Iya khan ? Atau bisa juga mungkin dari masyarakat udah berani berbicara sendiri dengan baik-baik. Tetapi aparatnya karena tahu hanya seorang aja maka lalu nggak peduli. Jadi akhirnya ada kesan kalau mau diperhatikan permasalahannya maka harus dengan massa.
Jadi saya mau mengatakan jika setiap persoalan dalam masyarakat ini hanya bisa diselesaikan dengan jalan “mengerahkan massa” maka sebenarnya ada yang tidak benar dengan intelektualitas kita. Kita bukannya semakin mengandalkan otak (akal) tetapi lebih kearah okol (kekuatan fisik).
Jadi bangsa ini sebenarnya pelan-pelan mengalami kemunduran !
Salam kenal kembali
Maaf, apa sudah libur ya.

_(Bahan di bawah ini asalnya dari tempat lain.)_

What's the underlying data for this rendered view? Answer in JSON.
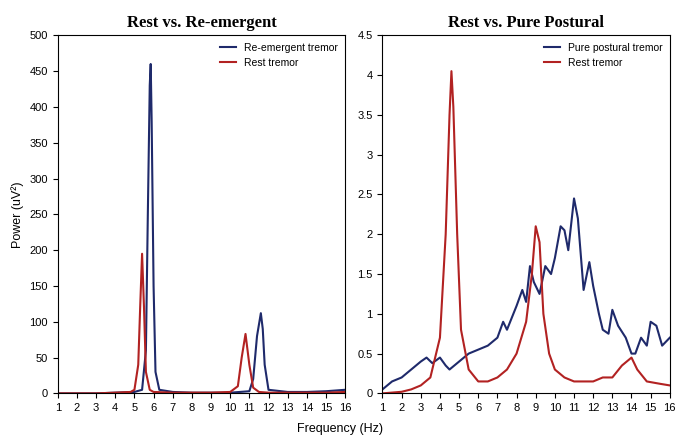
{
  "xlabel": "Frequency (Hz)",
  "chart_data": [
    {
      "type": "line",
      "title": "Rest vs. Re-emergent",
      "ylabel": "Power (uV²)",
      "xlim": [
        1,
        16
      ],
      "xticks": [
        1,
        2,
        3,
        4,
        5,
        6,
        7,
        8,
        9,
        10,
        11,
        12,
        13,
        14,
        15,
        16
      ],
      "ylim": [
        0,
        500
      ],
      "yticks": [
        0,
        50,
        100,
        150,
        200,
        250,
        300,
        350,
        400,
        450,
        500
      ],
      "grid": false,
      "legend": "upper right",
      "series": [
        {
          "name": "Re-emergent tremor",
          "color": "#1f2a6b",
          "x": [
            1,
            2,
            3,
            4,
            5,
            5.4,
            5.6,
            5.7,
            5.8,
            5.85,
            5.9,
            6.0,
            6.1,
            6.3,
            7,
            8,
            9,
            10,
            11,
            11.2,
            11.4,
            11.6,
            11.7,
            11.8,
            12,
            13,
            14,
            15,
            16
          ],
          "values": [
            0,
            0,
            0,
            1,
            2,
            5,
            60,
            250,
            430,
            460,
            380,
            150,
            30,
            5,
            2,
            1,
            1,
            1,
            3,
            20,
            80,
            112,
            90,
            40,
            5,
            2,
            2,
            3,
            5
          ]
        },
        {
          "name": "Rest tremor",
          "color": "#b22222",
          "x": [
            1,
            2,
            3,
            4,
            4.8,
            5.0,
            5.2,
            5.3,
            5.4,
            5.5,
            5.6,
            5.8,
            6.0,
            7,
            8,
            9,
            10,
            10.4,
            10.6,
            10.8,
            11.0,
            11.2,
            11.5,
            12,
            13,
            14,
            15,
            16
          ],
          "values": [
            0,
            0,
            0,
            1,
            2,
            5,
            40,
            120,
            195,
            120,
            30,
            5,
            2,
            1,
            1,
            1,
            2,
            10,
            50,
            83,
            40,
            8,
            2,
            1,
            1,
            1,
            1,
            2
          ]
        }
      ]
    },
    {
      "type": "line",
      "title": "Rest vs. Pure Postural",
      "xlim": [
        1,
        16
      ],
      "xticks": [
        1,
        2,
        3,
        4,
        5,
        6,
        7,
        8,
        9,
        10,
        11,
        12,
        13,
        14,
        15,
        16
      ],
      "ylim": [
        0,
        4.5
      ],
      "yticks": [
        0,
        0.5,
        1,
        1.5,
        2,
        2.5,
        3,
        3.5,
        4,
        4.5
      ],
      "grid": false,
      "legend": "upper right",
      "series": [
        {
          "name": "Pure postural tremor",
          "color": "#1f2a6b",
          "x": [
            1,
            1.5,
            2,
            2.5,
            3,
            3.3,
            3.6,
            4,
            4.3,
            4.5,
            5,
            5.5,
            6,
            6.5,
            7,
            7.3,
            7.5,
            8,
            8.3,
            8.5,
            8.7,
            8.9,
            9.2,
            9.5,
            9.8,
            10,
            10.3,
            10.5,
            10.7,
            11,
            11.2,
            11.5,
            11.8,
            12,
            12.3,
            12.5,
            12.8,
            13,
            13.3,
            13.7,
            14,
            14.2,
            14.5,
            14.8,
            15,
            15.3,
            15.6,
            16
          ],
          "values": [
            0.05,
            0.15,
            0.2,
            0.3,
            0.4,
            0.45,
            0.38,
            0.45,
            0.35,
            0.3,
            0.4,
            0.5,
            0.55,
            0.6,
            0.7,
            0.9,
            0.8,
            1.1,
            1.3,
            1.15,
            1.6,
            1.4,
            1.25,
            1.6,
            1.5,
            1.7,
            2.1,
            2.05,
            1.8,
            2.45,
            2.2,
            1.3,
            1.65,
            1.35,
            1.0,
            0.8,
            0.75,
            1.05,
            0.85,
            0.7,
            0.5,
            0.5,
            0.7,
            0.6,
            0.9,
            0.85,
            0.6,
            0.7
          ]
        },
        {
          "name": "Rest tremor",
          "color": "#b22222",
          "x": [
            1,
            2,
            2.5,
            3,
            3.5,
            4,
            4.3,
            4.5,
            4.6,
            4.7,
            4.9,
            5.1,
            5.5,
            6,
            6.5,
            7,
            7.5,
            8,
            8.5,
            8.8,
            9.0,
            9.2,
            9.4,
            9.7,
            10,
            10.5,
            11,
            12,
            12.5,
            13,
            13.5,
            14,
            14.3,
            14.8,
            15.5,
            16
          ],
          "values": [
            0,
            0.02,
            0.05,
            0.1,
            0.2,
            0.7,
            2.0,
            3.5,
            4.05,
            3.6,
            2.0,
            0.8,
            0.3,
            0.15,
            0.15,
            0.2,
            0.3,
            0.5,
            0.9,
            1.5,
            2.1,
            1.9,
            1.0,
            0.5,
            0.3,
            0.2,
            0.15,
            0.15,
            0.2,
            0.2,
            0.35,
            0.45,
            0.3,
            0.15,
            0.12,
            0.1
          ]
        }
      ]
    }
  ]
}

Tulisan anda tampak lebih santai.
Pak Wir, dulu saya juga dosen, tapi sekarang sudah tidak, saya bekerja di developer.
Saya melihat semenjak orde reformasi bangsa kita lebih lebih banyak banyak NATO , no action talking only. Dulu di jaman ORBA, kita juga sudah dikenal NATO, dijaman REFORMASI ini lebih lebih NATO . Jadi jangan heran kalau jaman sekarang, maaf orang sudah tidak punya malu atau sopan sebagai orang timur, demi mencapai tujuan (demokrasi katanya ?).

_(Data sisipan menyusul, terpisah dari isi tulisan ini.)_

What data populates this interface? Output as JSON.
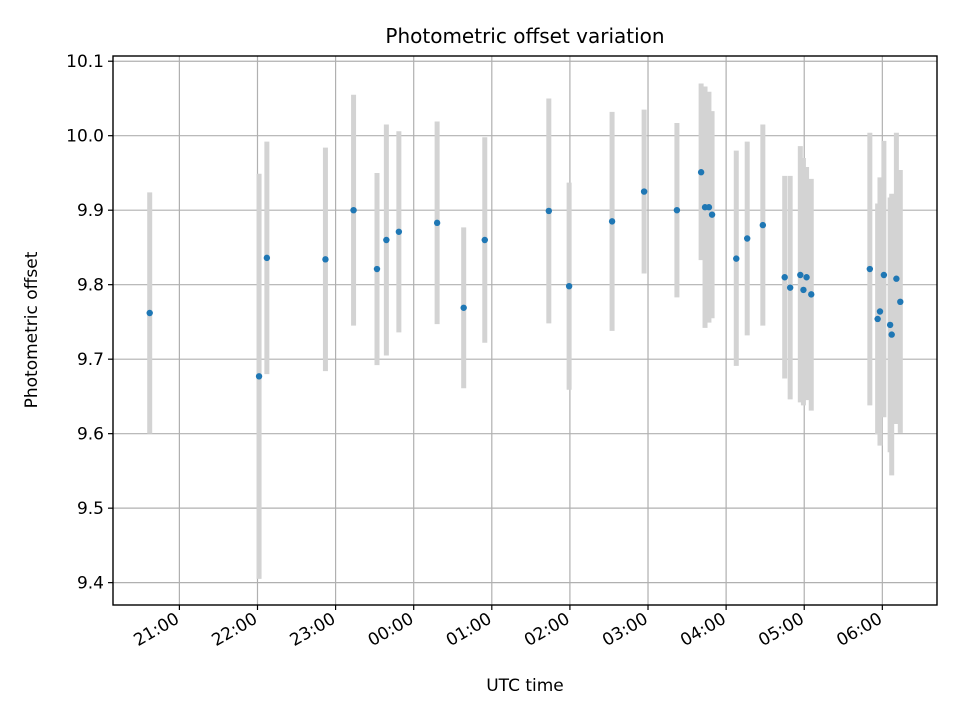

Ex Perdana Menteri Inggris, Si Kupu-Kupu Besi pun geleng2 kepala, beliau bilang Orang Indonesia suka merusak dirinya sendiri.
Sungguh saya sangat kecewa dengan jaman ini, lihat saja di SEA Games, hari ini masih dibawah Laos.
Terima kasih
SukaSuka
Ketersinggungan bisa saja terjadi pada siapapun dan apapun statusnya , apalagi jika ada teriakan2 yang diluar konteksnya, atau intimidasi…
Tapi kearifan dalam setiap masalah tetap diperlukan !
SukaSuka
Analogi yang bagus Pak. Memang kebanyakan orang-orang di negeri kita masih mengandalkan teriak-teriak secara fisik ketimbang teriak-teriak lewat argumentasi yang baik (dengan tulisan, misalnya). 😀
SukaSuka
Sayangnya, yang jadi aktivis LSM biasanya mahasiswa atau kalangan akademisi, sisanya yang sekedar cari “kesenangan”. Jadi sangat tidak cerdas kalau bertindak dan berkata-kata kasar, teriak-teriak doang atau yang semacam itu.
SukaSuka
Sayang sekali ya… Gimana bangsa ini mau maju kalo semua orang bisanya cuma mencerca n mencela orang. Apa yang akan disumbangkan untuk kemajuan bangsa ini kalo bisanya cuma berteriak?
Daripada berteriak menghabiskan tenaga, lebih baik menyumbangkan sesuatu yang baik agar Indonesia ini lebih baik. Lakukan apa yang bisa kita perbuat sesuai dengan kemampuan kita.